O termo “marrano” – denominação injuriosa conferida aos judeus na Espanha – acabou sendo incorporado pela historiografia, designando os judeus da península ibérica que foram expulsos ou obrigados a se converter ao catolicismo (os chamados cristãos-novos) nos séculos 16 e 17. Muitos buscaram refúgio nas colônias americanas de Portugal e Espanha, sobretudo no México, Brasil e Peru.
Há cerca de seis anos, especialmente no Nordeste do Brasil, houve um momento de “retorno” ao judaísmo por parte de pessoas que dizem ser descendentes de cristãos-novos do período colonial. Muitas delas traçam extensas genealogias, facilmente remontando ao século 18. Essas famílias, cristãs, mantêm até hoje costumes de respeito a proibições alimentares, luz de vela nas sextas-feiras à noite, leitura apenas do Velho Testamento e ritos funerários específicos, entre outros. Esses elementos levaram o pesquisador a perceber que, de maneira consciente ou inconsciente, esses grupos preservavam uma memória marrana.
Entre memória e esquecimento, Wachtel percebe ao longo do tempo representações tanto positivas quanto negativas em torno da herança judaica: a lembrança e veneração dos mártires; a recusa dos ancestrais que lhes transmitiram sangue impuro. Assim, a memória marrana compõe-se de um duplo movimento: de um lado, a fidelidade perseverante; de outro, a vontade de fusão e busca do esquecimento, sem que isso signifique desaparecimento total da memória. O Brasil ofereceu e oferece condições favoráveis para ambos os fenômenos.
Preocupado com essas questões, Nathan Wachtel tem concentrado seus estudos na região do sertão, especialmente, em Pernambuco, Paraíba e Rio Grande do Norte.
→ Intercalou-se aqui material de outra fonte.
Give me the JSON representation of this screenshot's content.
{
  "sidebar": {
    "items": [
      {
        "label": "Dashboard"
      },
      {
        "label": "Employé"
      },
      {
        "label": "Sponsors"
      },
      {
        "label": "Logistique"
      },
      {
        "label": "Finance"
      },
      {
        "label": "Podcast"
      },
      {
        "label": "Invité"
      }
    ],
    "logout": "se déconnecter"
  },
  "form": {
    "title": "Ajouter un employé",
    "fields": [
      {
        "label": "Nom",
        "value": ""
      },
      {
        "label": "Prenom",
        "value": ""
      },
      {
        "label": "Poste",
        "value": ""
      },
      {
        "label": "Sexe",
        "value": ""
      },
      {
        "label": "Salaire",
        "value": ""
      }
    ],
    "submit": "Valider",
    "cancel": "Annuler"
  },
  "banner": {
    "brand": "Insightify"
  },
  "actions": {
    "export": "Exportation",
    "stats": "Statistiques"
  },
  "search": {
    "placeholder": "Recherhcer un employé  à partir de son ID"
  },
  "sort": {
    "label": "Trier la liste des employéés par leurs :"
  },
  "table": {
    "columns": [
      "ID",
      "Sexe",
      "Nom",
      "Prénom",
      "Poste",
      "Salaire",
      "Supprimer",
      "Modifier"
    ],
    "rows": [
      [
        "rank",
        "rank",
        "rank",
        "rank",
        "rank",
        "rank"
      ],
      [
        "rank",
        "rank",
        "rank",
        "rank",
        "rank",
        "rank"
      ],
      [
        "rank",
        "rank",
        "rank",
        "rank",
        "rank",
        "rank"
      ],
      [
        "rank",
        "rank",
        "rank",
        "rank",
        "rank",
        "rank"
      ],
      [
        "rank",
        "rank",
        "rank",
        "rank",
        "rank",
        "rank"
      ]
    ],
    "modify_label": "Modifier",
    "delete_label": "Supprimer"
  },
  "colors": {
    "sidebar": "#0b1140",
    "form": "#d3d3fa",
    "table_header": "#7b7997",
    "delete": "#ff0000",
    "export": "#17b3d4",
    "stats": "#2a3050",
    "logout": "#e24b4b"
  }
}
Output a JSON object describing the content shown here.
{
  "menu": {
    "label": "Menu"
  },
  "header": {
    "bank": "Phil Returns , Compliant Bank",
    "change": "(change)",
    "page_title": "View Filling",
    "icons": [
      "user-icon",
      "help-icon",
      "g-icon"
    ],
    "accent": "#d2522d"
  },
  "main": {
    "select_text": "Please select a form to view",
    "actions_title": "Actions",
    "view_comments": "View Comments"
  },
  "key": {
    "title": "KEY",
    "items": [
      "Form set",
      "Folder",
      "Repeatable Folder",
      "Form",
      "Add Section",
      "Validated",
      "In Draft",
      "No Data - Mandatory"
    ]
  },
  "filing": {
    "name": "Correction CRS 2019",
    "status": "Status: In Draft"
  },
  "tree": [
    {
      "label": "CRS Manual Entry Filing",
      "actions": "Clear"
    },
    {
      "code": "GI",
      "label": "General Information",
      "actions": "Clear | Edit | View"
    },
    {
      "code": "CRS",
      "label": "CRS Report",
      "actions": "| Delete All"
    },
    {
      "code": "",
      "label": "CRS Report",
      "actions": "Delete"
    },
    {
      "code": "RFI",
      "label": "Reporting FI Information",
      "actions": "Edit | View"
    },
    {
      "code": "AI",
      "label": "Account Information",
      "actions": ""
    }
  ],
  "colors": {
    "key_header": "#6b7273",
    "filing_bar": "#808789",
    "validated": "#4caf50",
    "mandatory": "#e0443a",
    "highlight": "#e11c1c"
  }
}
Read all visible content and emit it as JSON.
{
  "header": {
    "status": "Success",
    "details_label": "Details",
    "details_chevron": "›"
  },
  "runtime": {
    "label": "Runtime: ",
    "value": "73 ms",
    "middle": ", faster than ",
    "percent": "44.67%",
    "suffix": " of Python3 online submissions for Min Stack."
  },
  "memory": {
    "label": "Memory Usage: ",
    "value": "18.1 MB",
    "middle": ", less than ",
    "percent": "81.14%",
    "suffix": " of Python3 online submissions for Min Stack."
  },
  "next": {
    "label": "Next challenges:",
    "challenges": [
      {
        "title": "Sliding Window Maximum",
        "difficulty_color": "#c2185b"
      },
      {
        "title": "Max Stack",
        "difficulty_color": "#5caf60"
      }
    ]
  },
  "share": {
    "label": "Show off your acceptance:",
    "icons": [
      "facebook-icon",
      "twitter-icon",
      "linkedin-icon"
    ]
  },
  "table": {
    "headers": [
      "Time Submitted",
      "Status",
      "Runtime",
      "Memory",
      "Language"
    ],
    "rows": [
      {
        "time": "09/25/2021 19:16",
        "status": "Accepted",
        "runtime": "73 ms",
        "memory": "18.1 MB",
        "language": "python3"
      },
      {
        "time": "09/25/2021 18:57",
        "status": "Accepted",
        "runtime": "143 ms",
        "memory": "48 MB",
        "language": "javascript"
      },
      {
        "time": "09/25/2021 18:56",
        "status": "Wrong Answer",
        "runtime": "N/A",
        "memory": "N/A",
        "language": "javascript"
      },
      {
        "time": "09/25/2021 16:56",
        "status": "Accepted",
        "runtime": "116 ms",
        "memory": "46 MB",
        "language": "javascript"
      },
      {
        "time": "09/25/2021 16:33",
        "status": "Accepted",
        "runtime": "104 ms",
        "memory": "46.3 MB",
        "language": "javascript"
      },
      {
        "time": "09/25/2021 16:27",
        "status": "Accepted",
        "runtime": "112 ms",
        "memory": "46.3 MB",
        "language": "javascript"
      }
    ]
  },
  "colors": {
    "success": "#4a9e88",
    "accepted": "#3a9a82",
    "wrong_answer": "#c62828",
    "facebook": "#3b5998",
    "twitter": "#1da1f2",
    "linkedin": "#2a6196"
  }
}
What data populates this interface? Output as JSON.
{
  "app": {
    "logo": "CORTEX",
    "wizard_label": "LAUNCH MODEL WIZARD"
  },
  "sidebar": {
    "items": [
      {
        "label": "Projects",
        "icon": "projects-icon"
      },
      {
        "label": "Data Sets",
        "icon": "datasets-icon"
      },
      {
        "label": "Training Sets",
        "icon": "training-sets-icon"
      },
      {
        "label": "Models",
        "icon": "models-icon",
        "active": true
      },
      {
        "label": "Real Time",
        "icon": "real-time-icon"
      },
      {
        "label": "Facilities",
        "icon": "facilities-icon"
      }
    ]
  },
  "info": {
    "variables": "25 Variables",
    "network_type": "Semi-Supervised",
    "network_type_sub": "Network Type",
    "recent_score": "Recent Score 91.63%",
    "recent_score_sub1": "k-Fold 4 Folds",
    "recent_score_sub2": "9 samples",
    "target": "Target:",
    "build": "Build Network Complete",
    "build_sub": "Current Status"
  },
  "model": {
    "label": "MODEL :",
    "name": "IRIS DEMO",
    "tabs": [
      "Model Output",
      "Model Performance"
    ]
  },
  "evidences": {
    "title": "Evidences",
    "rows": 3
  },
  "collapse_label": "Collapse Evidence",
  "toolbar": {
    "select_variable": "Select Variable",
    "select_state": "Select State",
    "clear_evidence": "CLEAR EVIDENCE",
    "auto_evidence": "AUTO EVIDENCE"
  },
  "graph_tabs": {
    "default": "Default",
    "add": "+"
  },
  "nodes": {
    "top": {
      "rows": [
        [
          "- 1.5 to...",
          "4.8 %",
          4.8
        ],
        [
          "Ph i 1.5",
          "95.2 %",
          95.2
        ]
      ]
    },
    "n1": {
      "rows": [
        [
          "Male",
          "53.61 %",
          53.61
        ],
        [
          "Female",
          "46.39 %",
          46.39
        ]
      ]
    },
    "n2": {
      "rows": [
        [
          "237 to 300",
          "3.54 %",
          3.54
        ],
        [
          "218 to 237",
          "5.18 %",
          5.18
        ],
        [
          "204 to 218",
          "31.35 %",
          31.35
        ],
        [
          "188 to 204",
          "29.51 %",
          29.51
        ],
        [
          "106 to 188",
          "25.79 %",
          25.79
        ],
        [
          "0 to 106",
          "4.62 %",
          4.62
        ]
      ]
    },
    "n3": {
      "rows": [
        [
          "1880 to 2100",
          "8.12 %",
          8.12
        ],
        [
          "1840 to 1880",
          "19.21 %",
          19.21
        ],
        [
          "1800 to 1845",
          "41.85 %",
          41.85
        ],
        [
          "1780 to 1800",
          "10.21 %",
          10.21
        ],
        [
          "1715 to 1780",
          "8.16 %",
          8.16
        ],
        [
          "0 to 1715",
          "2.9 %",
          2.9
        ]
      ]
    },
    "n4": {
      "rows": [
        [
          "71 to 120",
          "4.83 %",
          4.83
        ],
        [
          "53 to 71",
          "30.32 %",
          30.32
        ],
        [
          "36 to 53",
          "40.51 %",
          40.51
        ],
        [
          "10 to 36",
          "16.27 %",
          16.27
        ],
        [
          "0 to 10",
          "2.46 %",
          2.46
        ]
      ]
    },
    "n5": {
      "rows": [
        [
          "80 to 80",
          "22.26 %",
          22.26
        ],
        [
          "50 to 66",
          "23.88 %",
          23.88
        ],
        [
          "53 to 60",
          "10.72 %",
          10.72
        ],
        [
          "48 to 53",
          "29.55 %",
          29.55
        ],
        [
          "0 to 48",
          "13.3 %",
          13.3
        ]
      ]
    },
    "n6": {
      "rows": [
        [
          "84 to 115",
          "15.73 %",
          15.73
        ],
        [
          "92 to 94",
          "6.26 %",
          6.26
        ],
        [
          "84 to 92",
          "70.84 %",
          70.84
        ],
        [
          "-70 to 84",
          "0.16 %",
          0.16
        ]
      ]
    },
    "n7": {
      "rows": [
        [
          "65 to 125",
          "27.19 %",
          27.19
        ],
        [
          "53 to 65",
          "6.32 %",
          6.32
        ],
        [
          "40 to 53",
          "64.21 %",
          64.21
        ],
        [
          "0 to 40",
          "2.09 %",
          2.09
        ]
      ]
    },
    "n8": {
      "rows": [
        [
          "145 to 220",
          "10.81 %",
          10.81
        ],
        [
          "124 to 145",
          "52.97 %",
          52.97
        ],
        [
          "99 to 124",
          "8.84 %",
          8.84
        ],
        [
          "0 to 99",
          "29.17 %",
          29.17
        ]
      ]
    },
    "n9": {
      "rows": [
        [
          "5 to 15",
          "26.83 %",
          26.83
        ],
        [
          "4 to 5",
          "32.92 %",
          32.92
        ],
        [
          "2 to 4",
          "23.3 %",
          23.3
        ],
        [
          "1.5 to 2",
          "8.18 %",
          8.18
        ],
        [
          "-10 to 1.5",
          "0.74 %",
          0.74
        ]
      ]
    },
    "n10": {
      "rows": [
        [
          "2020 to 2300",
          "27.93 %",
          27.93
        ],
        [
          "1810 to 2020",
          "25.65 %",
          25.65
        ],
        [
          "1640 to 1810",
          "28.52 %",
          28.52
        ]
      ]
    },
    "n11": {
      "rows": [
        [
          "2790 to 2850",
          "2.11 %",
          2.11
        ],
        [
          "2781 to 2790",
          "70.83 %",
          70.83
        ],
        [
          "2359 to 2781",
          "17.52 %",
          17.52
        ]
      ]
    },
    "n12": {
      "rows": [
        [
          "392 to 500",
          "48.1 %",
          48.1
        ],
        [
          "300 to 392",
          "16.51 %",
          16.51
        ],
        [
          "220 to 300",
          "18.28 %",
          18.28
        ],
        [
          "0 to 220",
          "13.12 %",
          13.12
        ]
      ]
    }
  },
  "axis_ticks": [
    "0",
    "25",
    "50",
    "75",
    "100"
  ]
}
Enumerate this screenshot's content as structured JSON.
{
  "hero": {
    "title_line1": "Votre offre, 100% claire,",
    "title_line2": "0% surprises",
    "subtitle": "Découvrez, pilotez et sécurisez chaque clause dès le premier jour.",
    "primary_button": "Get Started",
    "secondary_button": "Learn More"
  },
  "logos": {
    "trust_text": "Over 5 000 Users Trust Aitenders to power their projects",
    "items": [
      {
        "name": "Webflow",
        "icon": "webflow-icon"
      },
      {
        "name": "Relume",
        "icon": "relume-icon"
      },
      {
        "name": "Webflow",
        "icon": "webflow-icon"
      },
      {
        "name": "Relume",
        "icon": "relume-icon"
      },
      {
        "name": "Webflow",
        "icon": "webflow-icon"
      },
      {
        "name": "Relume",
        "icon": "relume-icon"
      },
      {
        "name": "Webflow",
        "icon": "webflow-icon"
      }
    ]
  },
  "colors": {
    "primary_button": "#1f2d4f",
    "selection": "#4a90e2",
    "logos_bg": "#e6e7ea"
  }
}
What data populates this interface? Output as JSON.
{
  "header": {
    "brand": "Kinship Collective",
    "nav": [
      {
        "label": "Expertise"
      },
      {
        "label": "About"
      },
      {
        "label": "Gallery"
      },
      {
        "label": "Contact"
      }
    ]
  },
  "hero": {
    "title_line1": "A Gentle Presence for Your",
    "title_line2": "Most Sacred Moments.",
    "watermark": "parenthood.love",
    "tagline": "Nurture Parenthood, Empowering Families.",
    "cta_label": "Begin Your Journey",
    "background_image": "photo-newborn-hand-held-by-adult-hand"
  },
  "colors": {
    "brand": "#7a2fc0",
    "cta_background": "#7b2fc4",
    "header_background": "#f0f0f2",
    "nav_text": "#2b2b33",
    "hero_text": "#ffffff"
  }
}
Visa a reconstruir laços entre o passado e o presente, combinando problemáticas e métodos tanto da história como da antropologia.
Trabalha também por meio da perspectiva comparativa. Em pesquisa anterior, analisou a evolução da comunidade mexicana Venta Prieta, próxima do Pachuca, México, na qual os membros, como os brasileiros, clamavam ser descendentes de “cristãos-novos” do período colonial.
Nathan Wachtel é professor de história e antropologia das sociedades meso e sul-americanas do Collège de France desde 1992 e diretor de pesquisa da École de Hautes Études em Sciences Sociales-EHESS de Paris desde 1976. Também é autor de vários livros, entre eles: La Vision des Vaincus – Les Indiens du Pérou devant la Conquête Espagnole (1530-1570) (1971); Mémoires Juives (1986); Deuses e Vampiros – De Volta a Chipaya (1994, em português); A Fé na Lembrança. Labirintos Marranos (2003, em português); La Logique des Bûchers (2009, Prix Guizot de l'Académie Française).